Bonjour chers producteurs, chères productrices de la région de Kara. je suis votre fils, votre frère N’KORE Tchamsè Arite Lazare

Permettez-moi de vous poser une question: “Qui parmi vous a déjà semé après une bonne pluie, puis vu ses jeunes plants souffrir parce que la pluie s'est arrêtée pendant plusieurs semaines ?”

Je suis sûr que beaucoup d'entre vous ont vécu cette situation. Nos parents nous disent souvent que les pluies ne sont plus comme avant. Aujourd'hui, les scientifiques confirment ce que nous observons dans nos champs : le climat est en train de changer.

Les pluies arrivent parfois en retard, s'arrêtent brusquement ou tombent de manière irrégulière. La chaleur devient plus forte et les sols se dessèchent plus rapidement. Face à cette situation, devons-nous abandonner l'agriculture ?

La réponse est non. Nous devons plutôt nous adapter. Comme le dit un proverbe africain : « Ce n'est pas parce que le vent change de direction que l'oiseau cesse de voler. » Pour mieux faire face à la sécheresse, certaines cultures peuvent nous aider.

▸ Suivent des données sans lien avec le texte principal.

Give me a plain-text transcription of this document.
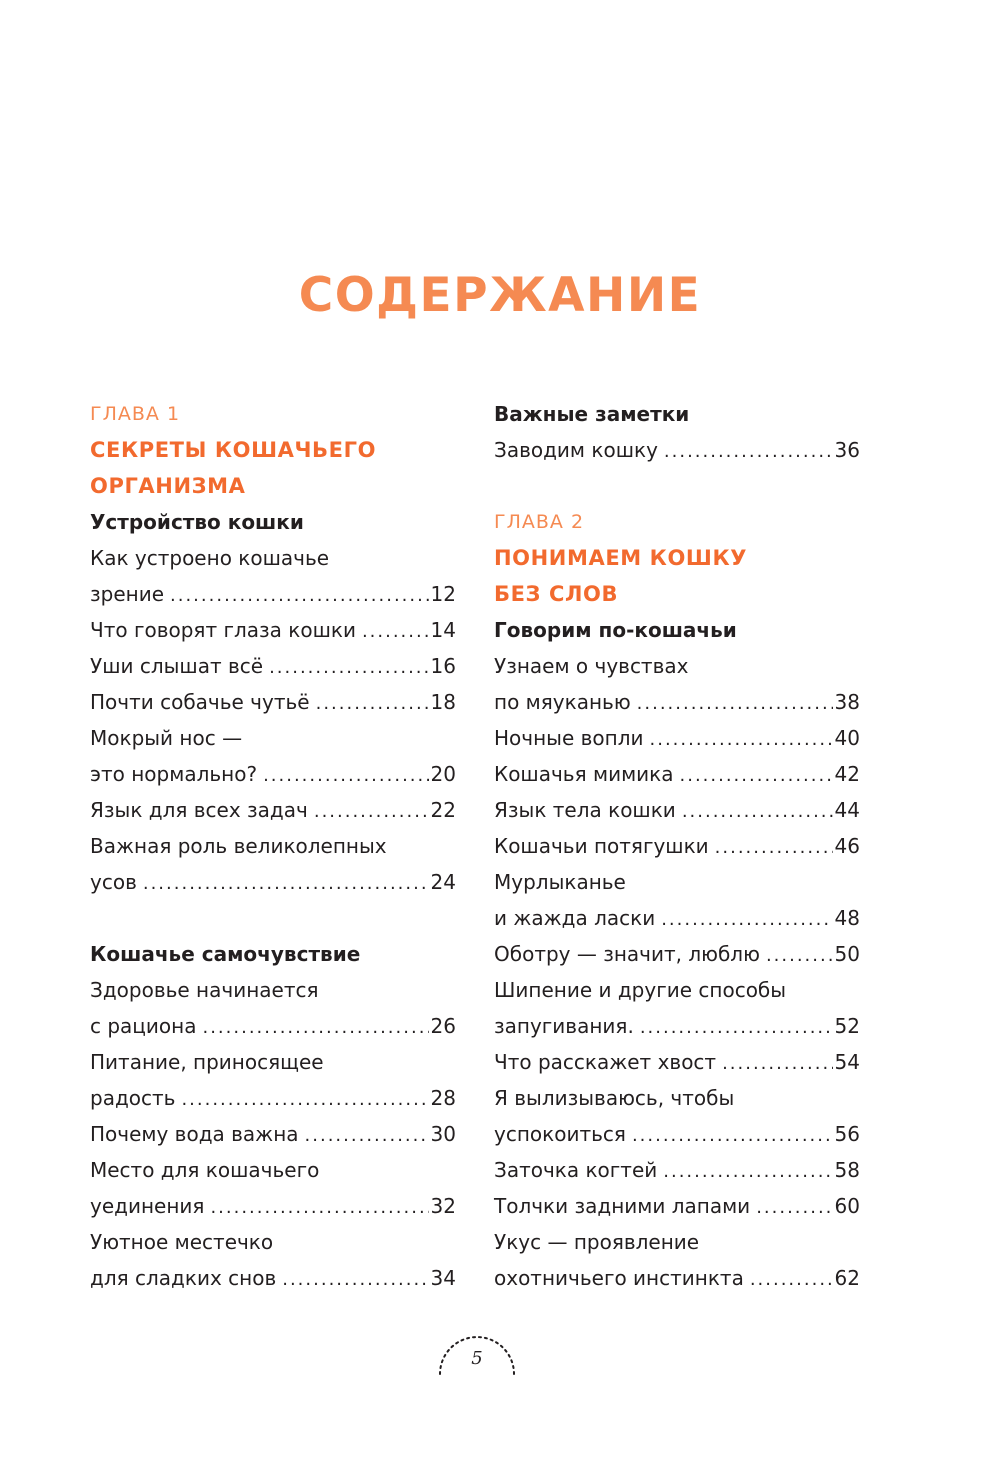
СОДЕРЖАНИЕ
ГЛАВА 1
СЕКРЕТЫ КОШАЧЬЕГО
ОРГАНИЗМА
Устройство кошки
Как устроено кошачье
зрение .....	12
Что говорят глаза кошки .....	14
Уши слышат всё .....	16
Почти собачье чутьё .....	18
Мокрый нос —
это нормально? .....	20
Язык для всех задач .....	22
Важная роль великолепных
усов .....	24
Кошачье самочувствие
Здоровье начинается
с рациона .....	26
Питание, приносящее
радость .....	28
Почему вода важна .....	30
Место для кошачьего
уединения .....	32
Уютное местечко
для сладких снов .....	34
Важные заметки
Заводим кошку .....	36
ГЛАВА 2
ПОНИМАЕМ КОШКУ
БЕЗ СЛОВ
Говорим по-кошачьи
Узнаем о чувствах
по мяуканью .....	38
Ночные вопли .....	40
Кошачья мимика .....	42
Язык тела кошки .....	44
Кошачьи потягушки .....	46
Мурлыканье
и жажда ласки .....	48
Оботру — значит, люблю .....	50
Шипение и другие способы
запугивания. .....	52
Что расскажет хвост .....	54
Я вылизываюсь, чтобы
успокоиться .....	56
Заточка когтей .....	58
Толчки задними лапами .....	60
Укус — проявление
охотничьего инстинкта .....	62
5
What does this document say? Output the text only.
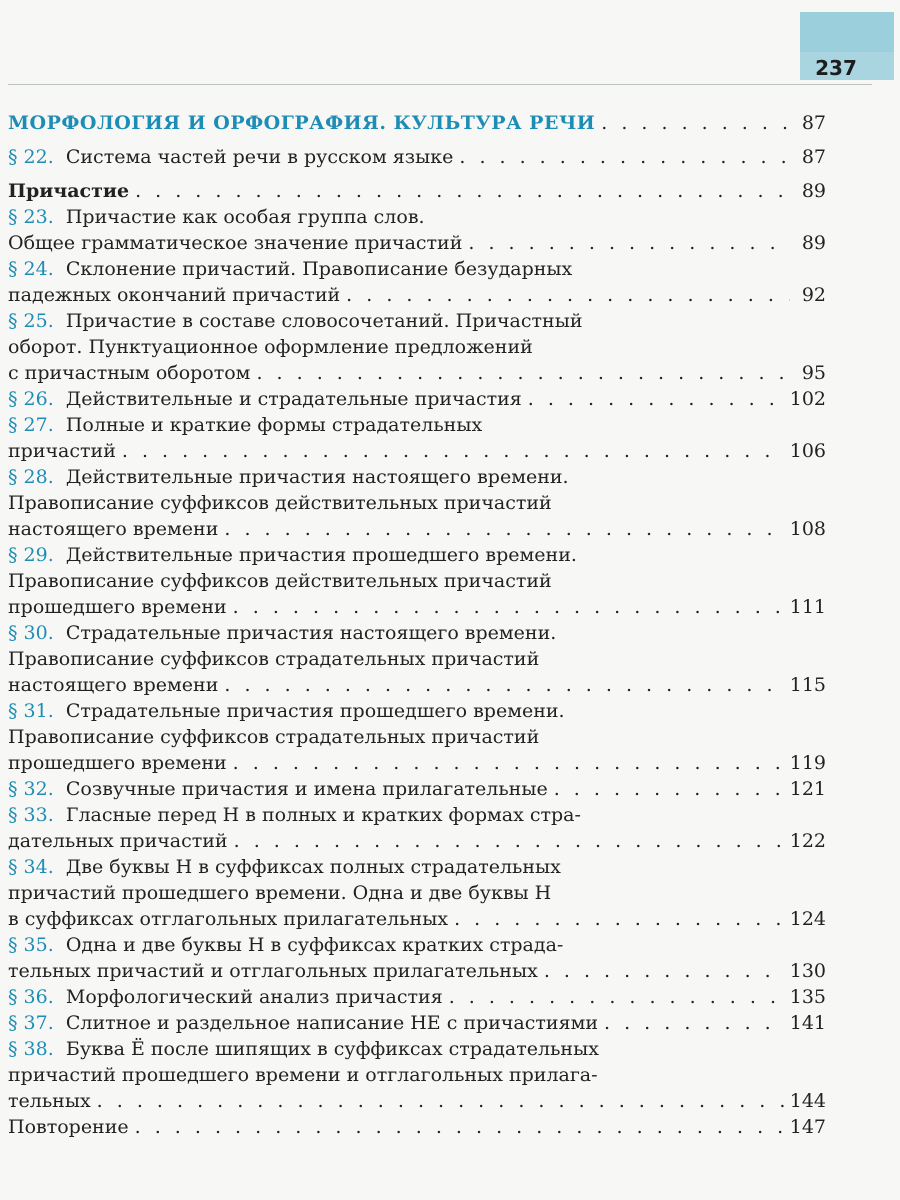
237
МОРФОЛОГИЯ И ОРФОГРАФИЯ. КУЛЬТУРА РЕЧИ . . .	87
§ 22.
Система частей речи в русском языке . . .	87
Причастие . . .	89
§ 23.
Причастие как особая группа слов.
Общее грамматическое значение причастий . . .	89
§ 24.
Склонение причастий. Правописание безударных
падежных окончаний причастий . . .	92
§ 25.
Причастие в составе словосочетаний. Причастный
оборот. Пунктуационное оформление предложений
с причастным оборотом . . .	95
§ 26.
Действительные и страдательные причастия . . .	102
§ 27.
Полные и краткие формы страдательных
причастий . . .	106
§ 28.
Действительные причастия настоящего времени.
Правописание суффиксов действительных причастий
настоящего времени . . .	108
§ 29.
Действительные причастия прошедшего времени.
Правописание суффиксов действительных причастий
прошедшего времени . . .	111
§ 30.
Страдательные причастия настоящего времени.
Правописание суффиксов страдательных причастий
настоящего времени . . .	115
§ 31.
Страдательные причастия прошедшего времени.
Правописание суффиксов страдательных причастий
прошедшего времени . . .	119
§ 32.
Созвучные причастия и имена прилагательные . . .	121
§ 33.
Гласные перед Н в полных и кратких формах стра-
дательных причастий . . .	122
§ 34.
Две буквы Н в суффиксах полных страдательных
причастий прошедшего времени. Одна и две буквы Н
в суффиксах отглагольных прилагательных . . .	124
§ 35.
Одна и две буквы Н в суффиксах кратких страда-
тельных причастий и отглагольных прилагательных . . .	130
§ 36.
Морфологический анализ причастия . . .	135
§ 37.
Слитное и раздельное написание НЕ с причастиями . . .	141
§ 38.
Буква Ё после шипящих в суффиксах страдательных
причастий прошедшего времени и отглагольных прилага-
тельных . . .	144
Повторение . . .	147
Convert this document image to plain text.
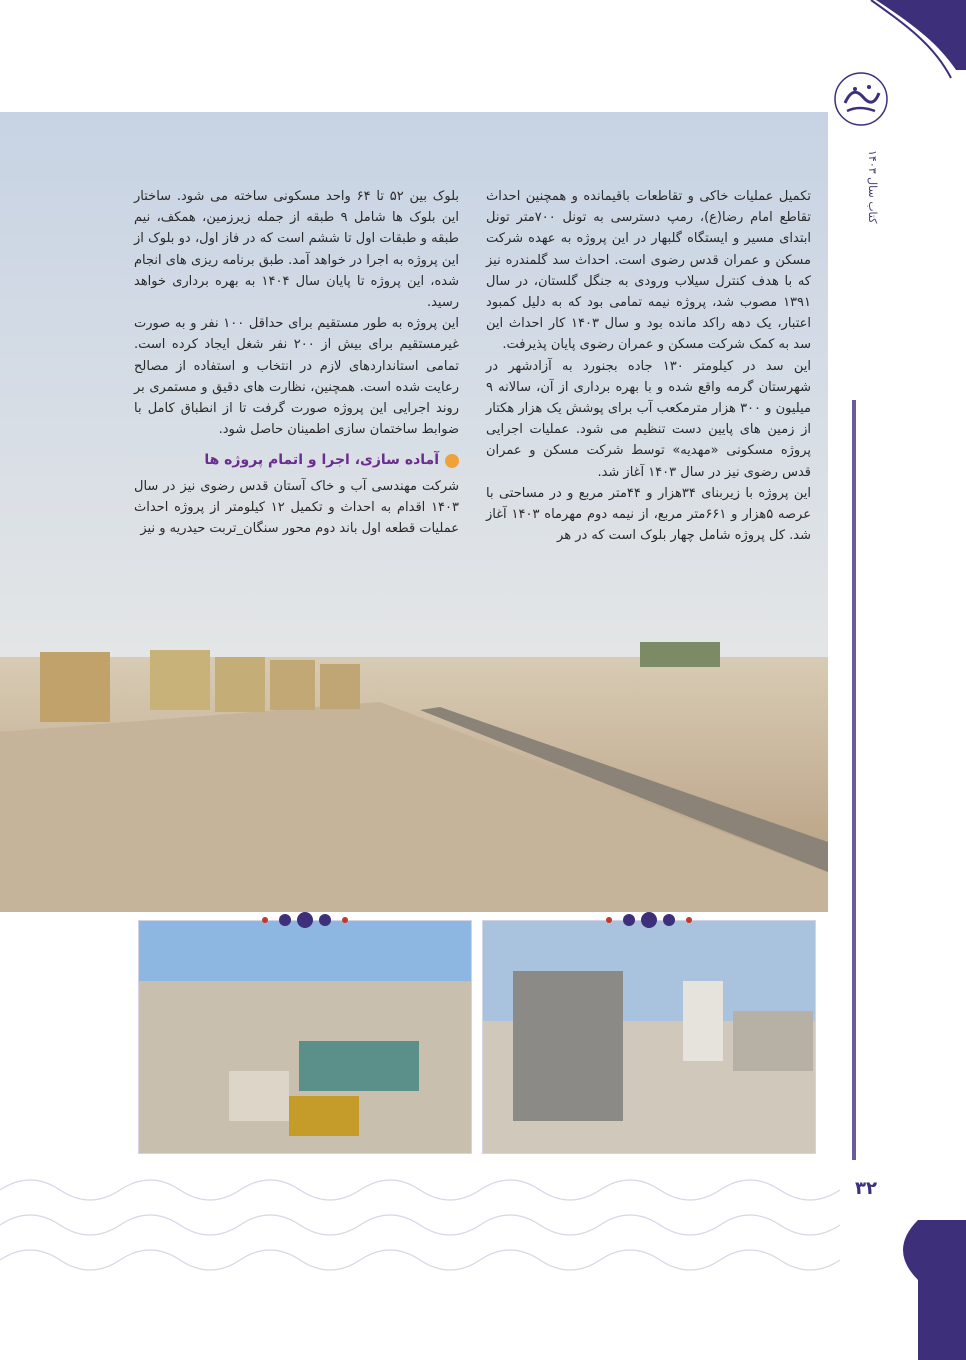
کتاب سال ۱۴۰۳

تکمیل عملیات خاکی و تقاطعات باقیمانده و همچنین احداث تقاطع امام رضا(ع)، رمپ دسترسی به تونل ۷۰۰متر تونل ابتدای مسیر و ایستگاه گلبهار در این پروژه به عهده شرکت مسکن و عمران قدس رضوی است. احداث سد گلمندره نیز که با هدف کنترل سیلاب ورودی به جنگل گلستان، در سال ۱۳۹۱ مصوب شد، پروژه نیمه تمامی بود که به دلیل کمبود اعتبار، یک دهه راکد مانده بود و سال ۱۴۰۳ کار احداث این سد به کمک شرکت مسکن و عمران رضوی پایان پذیرفت.

این سد در کیلومتر ۱۳۰ جاده بجنورد به آزادشهر در شهرستان گرمه واقع شده و با بهره برداری از آن، سالانه ۹ میلیون و ۳۰۰ هزار مترمکعب آب برای پوشش یک هزار هکتار از زمین های پایین دست تنظیم می شود. عملیات اجرایی پروژه مسکونی «مهدیه» توسط شرکت مسکن و عمران قدس رضوی نیز در سال ۱۴۰۳ آغاز شد.

این پروژه با زیربنای ۳۴هزار و ۴۴متر مربع و در مساحتی با عرصه ۵هزار و ۶۶۱متر مربع، از نیمه دوم مهرماه ۱۴۰۳ آغاز شد. کل پروژه شامل چهار بلوک است که در هر

بلوک بین ۵۲ تا ۶۴ واحد مسکونی ساخته می شود. ساختار این بلوک ها شامل ۹ طبقه از جمله زیرزمین، همکف، نیم طبقه و طبقات اول تا ششم است که در فاز اول، دو بلوک از این پروژه به اجرا در خواهد آمد. طبق برنامه ریزی های انجام شده، این پروژه تا پایان سال ۱۴۰۴ به بهره برداری خواهد رسید.

این پروژه به طور مستقیم برای حداقل ۱۰۰ نفر و به صورت غیرمستقیم برای بیش از ۲۰۰ نفر شغل ایجاد کرده است. تمامی استانداردهای لازم در انتخاب و استفاده از مصالح رعایت شده است. همچنین، نظارت های دقیق و مستمری بر روند اجرایی این پروژه صورت گرفت تا از انطباق کامل با ضوابط ساختمان سازی اطمینان حاصل شود.

آماده سازی، اجرا و اتمام پروژه ها

شرکت مهندسی آب و خاک آستان قدس رضوی نیز در سال ۱۴۰۳ اقدام به احداث و تکمیل ۱۲ کیلومتر از پروژه احداث عملیات قطعه اول باند دوم محور سنگان_تربت حیدریه و نیز

۳۲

Le sorgho et le mil, par exemple, résistent mieux au manque d'eau que beaucoup d'autres cultures. Le fonio pousse rapidement et peut continuer sa croissance après une période sèche. Le niébé et le voandzou nourrissent la famille tout en améliorant la fertilité du sol. Le sésame et l'arachide peuvent également apporter des revenus intéressants même lorsque les pluies sont faibles.

Ces cultures ne sont pas nouvelles. Beaucoup de nos parents les cultivaient déjà. Aujourd'hui, la science confirme leur importance pour faire face au changement climatique.

Mais choisir les bonnes cultures ne suffit pas. Il faut aussi protéger nos sols. Lorsque nous laissons le sol nu, le soleil emporte rapidement son humidité. C'est pourquoi le paillage est très utile.

Le paillage conserve l'eau du sol comme un couvercle garde la chaleur dans une marmite.

Le compost permet également d'améliorer la fertilité et de retenir davantage d'eau.

Les arbres comme le moringa, le néré ou le karité peuvent aussi protéger les champs et améliorer les revenus des ménages.

Chers producteurs,

Nos ancêtres nous ont transmis des connaissances précieuses. Ils observaient les vents, les arbres, les oiseaux et les insectes pour comprendre les saisons.

Aujourd'hui, nous devons combiner ces savoirs avec les informations scientifiques et les prévisions météorologiques.

La meilleure solution est de faire travailler ensemble les connaissances des anciens et celles des chercheurs.

Retenons trois messages importants :

Premièrement, diversifier les cultures réduit les risques.

Deuxièmement, protéger le sol permet de conserver l'eau.

Troisièmement, les cultures résistantes à la sécheresse sont une assurance pour l'avenir de nos familles.

Ensemble, nous pouvons rendre notre agriculture plus forte face au changement climatique.